A Return to Bondage
Even H. L. Mencken, the agnostic and cynical columnist of the Baltimore Sun, admired Presbyterian J. Gresham Machen (right) as an “adept theologian” whose scholarship was “wide and deep.” Machen made the most adept critique of liberalism in his 1923 book, Christianity and Liberalism. The following are condensed excerpts.
The great redemptive religion which has always been known as Christianity is battling against a totally diverse type of religious belief, which is only the more destructive of the Christian faith because it makes use of traditional Christian terminology. This modern non-redemptive religion is called “modernism” or “liberalism.”
The liberal attempt at reconciling Christianity with modern science has really relinquished everything distinctive of Christianity, so that what remains is in essentials only that same indefinite type of religious aspiration which was in the world before Christianity came upon the scene. In trying to remove from Christianity everything that could possibly be objected to in the name of science, in trying to bribe off the enemy by those concessions which the enemy most desires, the apologist has really abandoned what he started out to defend.
In view of the lamentable defects of modern life, a type of religion certainly should not be commended simply because it is modern or condemned simply because it is old. In the midst of all the material achievements of modern life, one may well ask the question whether in gaining the whole world we have not lost our own soul. Are we forever condemned to live the sordid life of utilitarianism? Or is there some lost secret which if rediscovered will restore to mankind something of the glories of the past?

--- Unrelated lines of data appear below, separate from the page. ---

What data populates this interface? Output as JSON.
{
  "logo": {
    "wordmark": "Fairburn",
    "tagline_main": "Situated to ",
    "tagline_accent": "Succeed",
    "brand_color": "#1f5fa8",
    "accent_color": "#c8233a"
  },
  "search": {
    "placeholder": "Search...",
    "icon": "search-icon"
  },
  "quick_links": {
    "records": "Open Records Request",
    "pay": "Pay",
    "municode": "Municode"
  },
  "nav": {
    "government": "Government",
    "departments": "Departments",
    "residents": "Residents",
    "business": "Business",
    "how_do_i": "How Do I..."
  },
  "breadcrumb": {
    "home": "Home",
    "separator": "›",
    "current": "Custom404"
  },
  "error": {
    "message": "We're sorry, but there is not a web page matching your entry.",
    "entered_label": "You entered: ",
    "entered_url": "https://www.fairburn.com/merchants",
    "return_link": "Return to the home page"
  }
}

Such a secret the writer of this little book would discover in the Christian religion. But the Christian religion which is meant is certainly not the religion of the modern liberal church, but a message of divine grace.
Whatever happened to sin?
At the very root of the modern liberal movement is the loss of consciousness of sin. The consciousness of sin was formerly the starting-point of all preaching, but today it is gone.
Characteristic of the modern age, above all else, is a supreme confidence in human goodness; the religious literature of the day is redolent of that confidence. Get beneath the rough exterior of men, we are told, and we shall discover enough self-sacrifice to found upon it the hope of society; the world’s evil, it is said, can be overcome with the world’s good; no help is needed from outside the world.
Despite all superficial continuity, a remarkable change has come about within the last 75 years. The change is nothing less than the substitution of paganism for Christianity as the dominant view of life.
In speaking of “paganism,” we are not using a term of reproach. Ancient Greece was pagan, but it was glorious, and the modern world has not even begun to equal its achievements. What, then, is paganism? Paganism is that view of life which finds the highest goal of human existence in the healthy and harmonious and joyous development of existing human faculties.
Very different is the Christian ideal. Paganism is optimistic with regard to unaided human nature, whereas Christianity is the religion of the broken heart.
We do not mean that the characteristic Christian attitude is a continual beating on the breast or a continual crying of “Woe is me.” Nothing could be further from the fact. On the contrary, Christianity means that sin is faced once for all and then is cast, by the grace of God, forever into the depths of the sea.
The trouble with the paganism of ancient Greece, as with the paganism of modern times, was not in the superstructure, which was glorious, but in the foundation, which was rotten. There was always something to be covered up; the enthusiasm of the architect was maintained only by ignoring the disturbing fact of sin.
In Christianity, on the other hand, nothing needs to be covered up. The fact of sin is faced squarely once for all and is dealt with by the grace of God. But then, after sin has been removed by the grace of God, the Christian can proceed to develop joyously every faculty that God has given him.
Middle Ages redux
Faith, according to the Christian view, means simply receiving a gift. To have faith in Christ means to cease trying to win God’s favor by one’s own character; the man who believes in Christ simply accepts the sacrifice which Christ offered on Calvary. The result of such faith is a new life and all good works, but the salvation itself is an absolutely free gift of God.
According to modern liberalism, faith is essentially the same as “making Christ Master” in one’s life; at least, it is by making Christ Master in the life that the welfare of men is sought. But that simply means that salvation is thought to be obtained by our own obedience to the commands of Christ. Such teaching is just a sublimated form of legalism. Not the sacrifice of Christ, on this view, but our own obedience to God’s law, is the ground of hope.
In this way, the whole achievement of the Reformation has been given up, and there has been a return to the religion of the Middle Ages. At the beginning of the sixteenth century, God raised up a man who began to read the Epistle to the Galatians with his own eyes. The result was the rediscovery of the doctrine of justification by faith. Upon that rediscovery has been based the whole of our evangelical freedom.
The grace of God is rejected by modern liberalism. And the result is slavery—the slavery of the law, the wretched bondage by which man undertakes the impossible task of establishing his own righteousness as a ground of acceptance with God. It may seem strange at first sight that “liberalism,” of which the very name means freedom, should in reality be wretched slavery. But the phenomenon is not really so strange. Emancipation from the blessed will of God always involves bondage to some worse taskmaster.